Hepatitis A is an acute (short-term but quite severe) infection of the liver caused by the hepatitis A virus. It is passed through the faecal-oral route usually through contaminated food, water or cooking and eating utensils.

It is recommended that people travelling to countries where infection is common (Asia, Africa, South-Pacific, Central and South America) be vaccinated. Protection begins within 14-21 days after the first vaccine dose. A second vaccine dose is required for long-term protection.

Childhood Vaccinations

Why childhood immunisation is important

Immunisation is important because it helps to protect your child from serious infectious diseases, some of which can be life threatening.

Immunisation is also good for you and your child because it stops infectious diseases spreading in the community. Sometimes, immunisation can get rid of these diseases completely, as in the case of smallpox.
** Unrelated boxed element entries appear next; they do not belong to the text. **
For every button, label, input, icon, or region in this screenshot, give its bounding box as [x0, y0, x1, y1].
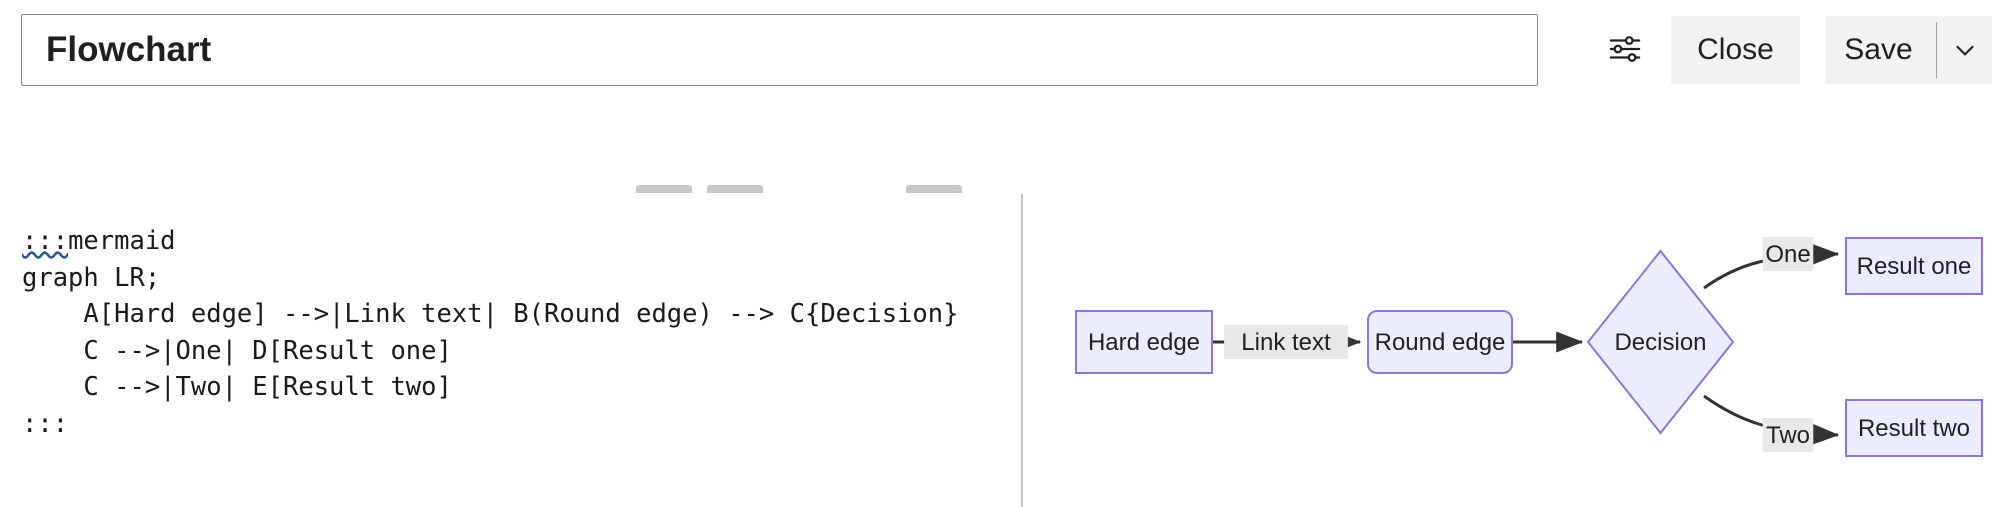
- node-decision-label: Decision: [1614, 329, 1706, 356]
- settings-sliders-icon[interactable]: [1601, 25, 1649, 73]
- markdown-editor-pane[interactable]: :::mermaid graph LR; A[Hard edge] -->|Li…: [0, 193, 1021, 507]
- save-split-button: Save: [1825, 16, 1992, 84]
- edge-label-link-text: Link text: [1241, 329, 1331, 356]
- save-button[interactable]: Save: [1825, 16, 1936, 84]
- mermaid-editor-window: Close Save BI123AbcMarkdown supported. :…: [0, 0, 2011, 507]
- save-options-chevron-down-icon[interactable]: [1937, 16, 1992, 84]
- note-title-input[interactable]: [21, 14, 1538, 86]
- edge-label-one: One: [1765, 241, 1810, 268]
- close-button[interactable]: Close: [1671, 16, 1800, 84]
- mermaid-preview-pane: Link text One Two Hard edge Round edge Decisi…: [1023, 193, 2011, 507]
- mermaid-code-text[interactable]: :::mermaid graph LR; A[Hard edge] -->|Li…: [22, 223, 1002, 442]
- formatting-toolbar: BI123AbcMarkdown supported.: [0, 100, 2011, 293]
- node-result-one-label: Result one: [1857, 253, 1972, 280]
- node-round-edge-label: Round edge: [1375, 329, 1506, 356]
- edge-label-two: Two: [1766, 422, 1810, 449]
- node-hard-edge-label: Hard edge: [1088, 329, 1200, 356]
- node-result-two-label: Result two: [1858, 415, 1970, 442]
- header-bar: Close Save: [0, 0, 2011, 100]
- mermaid-flowchart-diagram: Link text One Two Hard edge Round edge Decisi…: [1075, 237, 1983, 457]
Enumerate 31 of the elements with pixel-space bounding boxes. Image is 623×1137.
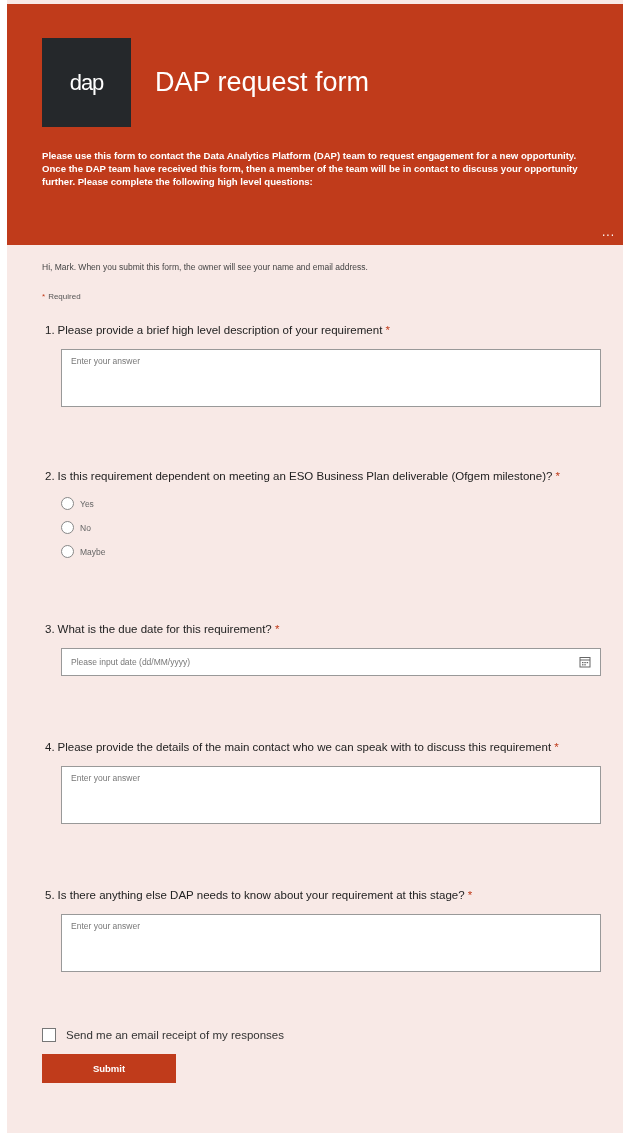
option-label: Yes bbox=[80, 498, 94, 509]
submit-button[interactable]: Submit bbox=[42, 1054, 176, 1083]
question-text: Please provide the details of the main contact who we can speak with to discuss this requirement * bbox=[57, 740, 560, 754]
option-label: Maybe bbox=[80, 546, 106, 557]
answer-box[interactable]: Enter your answer bbox=[61, 766, 601, 824]
radio-button[interactable] bbox=[61, 521, 74, 534]
option-label: No bbox=[80, 522, 91, 533]
checkbox-label: Send me an email receipt of my responses bbox=[66, 1029, 284, 1041]
question-number: 5. bbox=[45, 888, 55, 902]
answer-box[interactable]: Enter your answer bbox=[61, 349, 601, 407]
question-text: Is there anything else DAP needs to know about your requirement at this stage? * bbox=[57, 888, 474, 902]
required-mark: * bbox=[42, 292, 46, 301]
date-field[interactable]: Please input date (dd/MM/yyyy) bbox=[61, 648, 601, 676]
checkbox[interactable] bbox=[42, 1028, 56, 1042]
notice-text: Hi, Mark. When you submit this form, the owner will see your name and email address. bbox=[42, 262, 369, 272]
question-text: Is this requirement dependent on meeting an ESO Business Plan deliverable (Ofgem milestone)? * bbox=[57, 469, 562, 483]
question-number: 3. bbox=[45, 622, 55, 636]
radio-button[interactable] bbox=[61, 497, 74, 510]
answer-box[interactable]: Enter your answer bbox=[61, 914, 601, 972]
question-number: 1. bbox=[45, 323, 55, 337]
more-options[interactable]: ... bbox=[602, 225, 615, 239]
question-text: What is the due date for this requirement? * bbox=[57, 622, 281, 636]
form-title: DAP request form bbox=[155, 67, 370, 98]
required-label: Required bbox=[48, 292, 81, 301]
question-number: 4. bbox=[45, 740, 55, 754]
logo: dap bbox=[42, 38, 131, 127]
calendar-icon[interactable] bbox=[579, 656, 591, 668]
radio-button[interactable] bbox=[61, 545, 74, 558]
question-text: Please provide a brief high level description of your requirement * bbox=[57, 323, 392, 337]
form-description: Please use this form to contact the Data Analytics Platform (DAP) team to request engagement for a new opportunity. Once the DAP team have received this form, then a member of the team will be in contact to discuss your opportunity further. Please complete the following high level questions: bbox=[42, 149, 579, 188]
question-number: 2. bbox=[45, 469, 55, 483]
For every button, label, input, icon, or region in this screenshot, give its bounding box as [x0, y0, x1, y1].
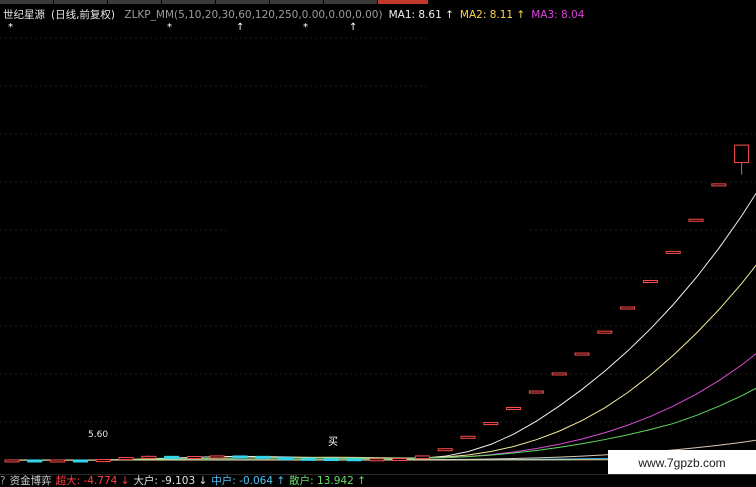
- star-marker: *: [8, 22, 13, 33]
- indicator-bar: ? 资金博弈 超大: -4.774 ↓ 大户: -9.103 ↓ 中户: -0.064 …: [0, 474, 756, 487]
- indicator-params[interactable]: ZLKP_MM(5,10,20,30,60,120,250,0.00,0.00,…: [124, 9, 382, 21]
- ma3-line: [11, 353, 756, 461]
- ma1-line: [11, 192, 756, 461]
- candle-body: [209, 455, 225, 459]
- retail-value: 散户: 13.942 ↑: [289, 475, 366, 487]
- indicator-name[interactable]: 资金博弈: [10, 475, 52, 487]
- candle: [369, 458, 385, 462]
- candle-body: [574, 352, 590, 356]
- candle-body: [164, 455, 180, 459]
- star-marker: *: [167, 22, 172, 33]
- candle-body: [4, 459, 20, 463]
- stock-name[interactable]: 世纪星源: [3, 9, 45, 21]
- candle-body: [300, 457, 316, 461]
- candle-body: [278, 457, 294, 461]
- big-holder-value: 大户: -9.103 ↓: [133, 475, 208, 487]
- candle: [4, 459, 20, 463]
- candle-body: [95, 459, 111, 463]
- candle: [437, 448, 453, 452]
- candle: [118, 457, 134, 461]
- arrow-marker: ↑: [236, 22, 245, 33]
- blank-panel-middle: [230, 222, 527, 266]
- candle-body: [620, 306, 636, 310]
- candle: [414, 455, 430, 460]
- candle-body: [50, 459, 66, 463]
- candle: [665, 250, 681, 254]
- candle-body: [711, 183, 727, 187]
- arrow-marker: ↑: [349, 22, 358, 33]
- candle-body: [483, 422, 499, 426]
- candle-body: [232, 455, 248, 459]
- candle-body: [437, 448, 453, 452]
- buy-signal-label: 买: [328, 437, 338, 448]
- candle-body: [72, 459, 88, 463]
- candle-body: [392, 458, 408, 462]
- candle-body: [414, 455, 430, 460]
- candle: [392, 458, 408, 462]
- candle: [72, 459, 88, 463]
- candle: [209, 455, 225, 459]
- ma4-line: [11, 387, 756, 461]
- candle-body: [141, 455, 157, 459]
- low-price-label: 5.60: [88, 430, 109, 440]
- ma3-value: MA3: 8.04: [531, 9, 585, 21]
- candle: [460, 435, 476, 439]
- candle: [346, 458, 362, 462]
- candle-body: [346, 458, 362, 462]
- candle: [186, 456, 202, 460]
- candle: [483, 422, 499, 426]
- candle-body: [460, 435, 476, 439]
- chart-legend: 世纪星源 (日线,前复权) ZLKP_MM(5,10,20,30,60,120,2…: [3, 9, 590, 21]
- candle: [734, 144, 750, 175]
- candle: [506, 407, 522, 411]
- site-watermark: www.7gpzb.com: [608, 450, 756, 476]
- candle: [141, 455, 157, 459]
- candle: [232, 455, 248, 459]
- ma1-value: MA1: 8.61 ↑: [388, 9, 454, 21]
- candle-body: [665, 250, 681, 254]
- ma-lines: [11, 192, 756, 461]
- candle-body: [255, 455, 271, 459]
- candle-body: [186, 456, 202, 460]
- candle-body: [642, 280, 658, 284]
- candle: [164, 455, 180, 459]
- candle: [278, 457, 294, 461]
- candle: [688, 218, 704, 222]
- help-icon[interactable]: ?: [0, 475, 6, 487]
- candle: [323, 458, 339, 462]
- candle: [528, 390, 544, 394]
- candle: [551, 372, 567, 376]
- candle-body: [734, 144, 750, 164]
- period-label[interactable]: (日线,前复权): [51, 9, 115, 21]
- candle: [95, 459, 111, 463]
- star-marker: *: [303, 22, 308, 33]
- candle-body: [528, 390, 544, 394]
- ma2-value: MA2: 8.11 ↑: [459, 9, 526, 21]
- candle: [255, 455, 271, 459]
- candle-body: [506, 407, 522, 411]
- candle: [50, 459, 66, 463]
- kline-chart[interactable]: [0, 0, 756, 474]
- candle-body: [27, 459, 43, 463]
- mid-holder-value: 中户: -0.064 ↑: [211, 475, 286, 487]
- candle-body: [369, 458, 385, 462]
- candle: [620, 306, 636, 310]
- candle: [27, 459, 43, 463]
- candle-body: [323, 458, 339, 462]
- candle-body: [118, 457, 134, 461]
- candle: [642, 280, 658, 284]
- candle-body: [688, 218, 704, 222]
- candle-body: [597, 330, 613, 334]
- stock-chart-window: 世纪星源 (日线,前复权) ZLKP_MM(5,10,20,30,60,120,2…: [0, 0, 756, 487]
- super-large-value: 超大: -4.774 ↓: [55, 475, 130, 487]
- candle: [597, 330, 613, 334]
- candle: [711, 183, 727, 187]
- candle-body: [551, 372, 567, 376]
- candle: [574, 352, 590, 356]
- candle: [300, 457, 316, 461]
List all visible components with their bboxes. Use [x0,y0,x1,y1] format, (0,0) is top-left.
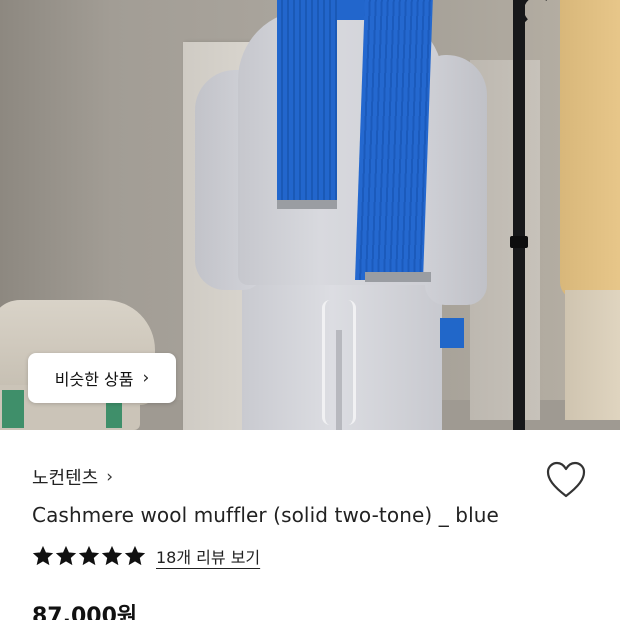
star-icon [101,545,123,566]
rating-row: 18개 리뷰 보기 [32,544,260,568]
photo-scarf-grey-tip [365,272,431,282]
star-icon [55,545,77,566]
photo-hanging-cloth [565,290,620,420]
photo-right-sleeve [425,55,487,305]
similar-products-button[interactable]: 비슷한 상품 › [28,353,176,403]
photo-scarf-grey-tip [277,200,337,209]
review-link[interactable]: 18개 리뷰 보기 [156,544,260,568]
product-info: 노컨텐츠 › Cashmere wool muffler (solid two-… [0,430,620,620]
product-price: 87,000원 [32,604,138,620]
photo-rack-pole [513,0,525,430]
brand-link[interactable]: 노컨텐츠 › [32,464,113,490]
brand-name: 노컨텐츠 [32,468,99,489]
chevron-right-icon: › [142,368,150,388]
rating-stars [32,545,146,567]
star-icon [32,545,54,566]
star-icon [124,545,146,566]
photo-scarf-left-end [277,0,337,209]
photo-drawstring [322,300,356,425]
photo-rack-joint [510,236,528,248]
product-title: Cashmere wool muffler (solid two-tone) _… [32,503,499,527]
photo-hanging-cloth [560,0,620,300]
photo-blue-cuff [440,318,464,348]
photo-box-label [2,390,24,428]
photo-scarf-right-end [355,0,433,280]
heart-icon[interactable] [545,460,587,500]
product-detail-screen: 비슷한 상품 › 노컨텐츠 › Cashmere wool muffler (s… [0,0,620,620]
photo-box-label [106,402,122,428]
star-icon [78,545,100,566]
chevron-right-icon: › [106,467,114,487]
similar-products-label: 비슷한 상품 [54,370,134,389]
This happens through herd immunity. Herd immunity is when enough people in the community are immunised against a disease, and the spread of the bacteria or virus that causes the disease either slows down or stops completely. We need herd immunity to protect vulnerable children who might not be able to get immunised because they’re too young or they have a serious illness – for example, a weakened immune system.

GPs can give other immunisations that aren’t on the NIP schedule, like those needed by children with medical conditions, as well as some travel immunisations.

The Australian Government funds the immunisations on the NIP schedule.

We currently directly bill all children under 16. This will mean, if you hold a current Medicare, Medibank, AHM, Allianz or BUPA card there will be no out of pocket fee

If your child needs extra immunisations that aren’t part of the NIP schedule – for example, the annual influenza vaccine for a healthy child, or travel vaccines we have these vaccines available in our clinic. The costs of vaccines vary depending on the type of vaccine

Your child’s immunisation history and the Australian Immunisation Register

Your child’s immunisation history is recorded on the Australian Immunisation Register (AIR).

Your child’s immunisation history statement is a useful personal record. You can use it as proof that your child is up to date with recommended immunisations. You might need this proof to enrol your child at child care or when entering Primary School

Your child is put onto the AIR automatically once he’s enrolled in Medicare. And you can request your child’s immunisation history statement at any time through your Medicare online account on myGov, by asking your GP, or by calling the AIR on 1800 653 809.

You can also give your GP permission to access your child’s immunisation history on the AIR. This can help with planning what immunisations your child needs and when.

Medical Student Compliance Checks

NSW Health requires that all medical students placed in any of its facilities are fully compliant with its requirements.  This applies to students undertaking clinical placements or students who require access to its facilities, which includes all UNSW Medicine teaching hospitals.

UNSW Medicine is required to enter information about all medical students into ClinConnect, a NSW Health database for managing clinical training placements in public hospitals. Information reported to ClinConnect includes student name, student number, student e-mail address, gender and date of birth.

Prior to the first clinical training session in Year 1, students will need to provide certain documentation to NSW Health staff at an on-campus checking session.  If not fully compliant with their requirements, students will be given instructions on what to do before commencing clinical training.  UNSW Medicine cannot overrule the decision of health staff and clinical training will be delayed until compliance is reached.

Students must note that clinical placements are a substantial and essential element in the UNSW Medicine program. Students who fail to satisfy the requirements of NSW Health at any point during their enrolment in the program may be excluded from undertaking a clinical placement. This will delay progress in the program and may ultimately lead to exclusion from the program.